Marie I de Coucy, Countess of Soissons - Legal Disputes

Legal Disputes

Marie's mother, Isabella, died in 1379, and her father remarried in February 1386, a girl about thirty years his junior. Her name was Isabelle, and she was the daughter of John I, Duke of Lorraine. They had one daughter, Isabel. Upon Enguerrand's death on 18 February 1397 in a Turkish prison at Bursa, Anatolia, five months after the ferocious Battle of Nicopolis, Marie inherited his title and became the suo jure Countess of Soissons. Near the end of that same year, she was widowed. Following the Battle of Nicopolis, her husband Henry was also taken prisoner and later ransomed. In October 1397, on the lengthy journey home to France, Henry of Bar died at the Crusaders' camp in Treviso after having contracted the plague during his sojourn in Venice.
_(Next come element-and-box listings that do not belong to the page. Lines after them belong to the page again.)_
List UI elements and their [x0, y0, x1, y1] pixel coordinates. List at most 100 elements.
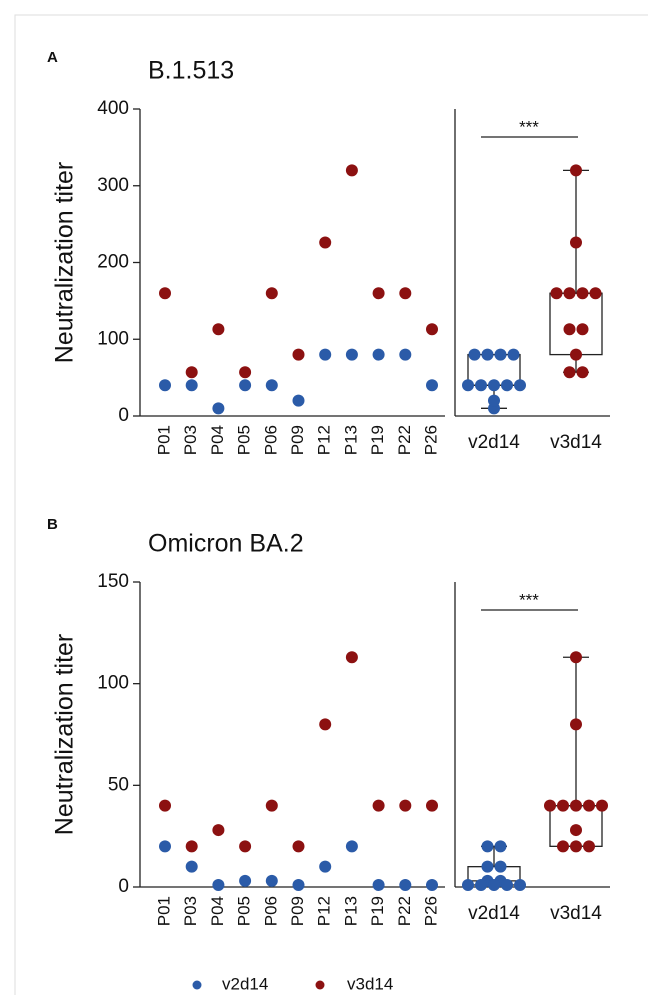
- dot: [426, 323, 438, 336]
- y-tick-label: 0: [118, 876, 129, 897]
- dot: [372, 878, 385, 891]
- box-dot: [563, 287, 576, 300]
- x-tick-label: P09: [288, 896, 307, 926]
- box-dot: [570, 236, 582, 249]
- significance-label: ***: [519, 117, 539, 136]
- box-dot: [596, 799, 608, 812]
- y-tick-label: 200: [97, 252, 129, 273]
- x-tick-label: P13: [341, 896, 360, 926]
- legend-marker: [315, 980, 325, 990]
- box-dot: [583, 840, 595, 853]
- box-dot: [481, 348, 494, 361]
- dot: [345, 651, 358, 664]
- dot: [292, 348, 305, 361]
- x-tick-label: P06: [261, 425, 280, 455]
- dot: [239, 366, 252, 379]
- x-tick-label: P09: [288, 425, 307, 455]
- box-dot: [481, 860, 494, 873]
- dot: [185, 366, 198, 379]
- dot: [159, 379, 171, 392]
- x-tick-label: P13: [341, 425, 360, 455]
- dot: [212, 824, 225, 837]
- x-tick-label: P26: [421, 896, 440, 926]
- box-dot: [583, 799, 595, 812]
- box-label: v2d14: [468, 903, 520, 924]
- box-dot: [507, 348, 520, 361]
- dot: [319, 718, 332, 731]
- y-tick-label: 100: [97, 673, 129, 694]
- y-tick-label: 400: [97, 98, 129, 119]
- dot: [212, 323, 225, 336]
- box: [549, 292, 603, 356]
- dot: [292, 878, 305, 891]
- dot: [345, 348, 358, 361]
- dot: [426, 799, 438, 812]
- box-dot: [475, 379, 487, 392]
- y-axis-label: Neutralization titer: [51, 162, 79, 363]
- dot: [319, 860, 332, 873]
- box-dot: [576, 323, 589, 336]
- dot: [185, 379, 198, 392]
- panel-label: A: [47, 49, 58, 66]
- dot: [265, 799, 278, 812]
- box-dot: [514, 379, 526, 392]
- dot: [212, 402, 225, 415]
- box-dot: [570, 164, 582, 177]
- x-tick-label: P26: [421, 425, 440, 455]
- box-dot: [501, 878, 513, 891]
- x-tick-label: P04: [208, 425, 227, 455]
- box-dot: [494, 860, 507, 873]
- box-label: v3d14: [550, 903, 602, 924]
- box-dot: [488, 394, 500, 407]
- box-dot: [570, 718, 582, 731]
- dot: [399, 348, 412, 361]
- panel-label: B: [47, 516, 58, 533]
- box-dot: [494, 840, 507, 853]
- box-dot: [576, 366, 589, 379]
- box-dot: [570, 824, 582, 837]
- y-axis-label: Neutralization titer: [51, 634, 79, 835]
- dot: [292, 394, 305, 407]
- box-dot: [481, 840, 494, 853]
- x-tick-label: P01: [154, 425, 173, 455]
- box-dot: [475, 878, 487, 891]
- box-dot: [570, 651, 582, 664]
- dot: [292, 840, 305, 853]
- box-dot: [563, 366, 576, 379]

He was buried at the convent of the Celestines in Paris.

Marie disputed the wealthy de Coucy inheritance with her stepmother, with Marie claiming the entire inheritance, while Isabelle insisted upon receiving half. Neither lady yielded. The rich barony was described as "having castles of grandeur, with its 150 towns and villages, its famous forests, fine ponds, many good vassals, much great nobility and inestimable revenues". The women lived in mutual hostility, each in a separate castle of the domain, with her own captains and entourage of relatives, both ladies endlessly pursuing lawsuits. Marie was coerced by Louis d'Orléans into selling the barony to him in 1404. She brought at least eleven lawsuits against Orléans in an attempt to recover her property, but following a wedding feast which she had attended in 1405, Marie died suddenly. There were persistent rumours that she had been poisoned, but nothing could be proven to substantiate the allegations. Her son Robert continued the litigation, but eventually, the barony of Coucy passed to the French Crown.